Essas três razões bastariam para criar preocupação suficientemente alta para justificar algum alerta das agências de risco. Mas entrou em cena uma quarta razão, obra de comportamento reprovável do governo: a manipulação contábil patrocinada pelo ministro Guido Mantega nas contas públicas. Ao jogar com as contas do governo e excluir determinados gastos do cálculo do superávit primário, o ministro, com o apoio da presidente Dilma, mostrou que é capaz de abandonar a verdade dos números e falsear a contabilidade do governo. Esse tipo de atitude tira a credibilidade das estatísticas financeiras publicadas pelo governo e produz ambiente de desconfiança nas autoridades econômicas.

Ao manipular a contabilidade e os números para literalmente mentir sobre o desempenho das contas públicas, o governo rompeu com um histórico de, mesmo diante de problemas, jogar de forma limpa e mostrar a verdade dos fatos. O Brasil há muito tempo goza da confiança dos agentes econômicos em relação aos números de sua economia; por isso, a manipulação dos dados causou surpresa e decepção no mercado, colocando em dúvida até mesmo as informações corretas. É lamentável que as autoridades – entre elas o ministro da Fazenda e a presidente da República – não tenham sido capazes de aprender com os erros e os prejuízos dos países que adotaram esse tipo de comportamento errático e danoso.

Aí estão os exemplos da Argentina e da Venezuela, países cujas estatísticas não têm a menor confiança dos mercados e dos organismos internacionais, a ponto de a prestigiada revista The Economist ter anunciado que não mais publicaria estatísticas da Argentina por considerar que elas são mentirosas e manipuladas pelo governo.
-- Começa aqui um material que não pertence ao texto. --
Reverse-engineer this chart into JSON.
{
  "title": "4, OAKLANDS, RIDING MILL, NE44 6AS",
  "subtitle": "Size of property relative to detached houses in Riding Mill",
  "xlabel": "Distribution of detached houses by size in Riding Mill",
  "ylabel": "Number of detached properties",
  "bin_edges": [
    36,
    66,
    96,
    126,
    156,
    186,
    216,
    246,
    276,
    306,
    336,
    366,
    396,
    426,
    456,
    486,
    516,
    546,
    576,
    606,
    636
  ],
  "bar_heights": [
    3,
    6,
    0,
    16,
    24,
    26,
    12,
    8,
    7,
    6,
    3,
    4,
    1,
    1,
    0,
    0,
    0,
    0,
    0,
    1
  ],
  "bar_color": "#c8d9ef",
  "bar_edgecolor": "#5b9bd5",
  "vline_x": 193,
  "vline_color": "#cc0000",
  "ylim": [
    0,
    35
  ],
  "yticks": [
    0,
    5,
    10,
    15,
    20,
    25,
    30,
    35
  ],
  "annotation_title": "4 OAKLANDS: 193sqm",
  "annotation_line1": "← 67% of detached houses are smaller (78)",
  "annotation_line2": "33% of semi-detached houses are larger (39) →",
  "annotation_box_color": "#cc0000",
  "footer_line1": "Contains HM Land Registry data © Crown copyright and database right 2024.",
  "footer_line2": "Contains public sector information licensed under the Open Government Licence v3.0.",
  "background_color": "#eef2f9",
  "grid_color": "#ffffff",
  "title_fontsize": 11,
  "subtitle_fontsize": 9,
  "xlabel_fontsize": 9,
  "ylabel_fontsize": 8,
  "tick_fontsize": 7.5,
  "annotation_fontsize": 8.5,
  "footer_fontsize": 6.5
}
Essa questão não se limita à credibilidade das informações, mas causa enormes prejuízos ao afugentar os investidores estrangeiros e elevar a taxa de juros paga nos financiamentos internacionais contratados.

A duras penas, o Brasil vinha consolidando a confiança internacional e a credibilidade de suas estatísticas, o que, ao lado do bom desempenho da economia desde 1994, permitiu atingir o "grau de investimento". Se não bastassem os maus indicadores de desempenho do PIB, da inflação e do superávit primário, o governo manipulou descaradamente a contabilidade pública e, assim, conseguiu piorar um quadro que vinha se deteriorando desde o fim de 2011.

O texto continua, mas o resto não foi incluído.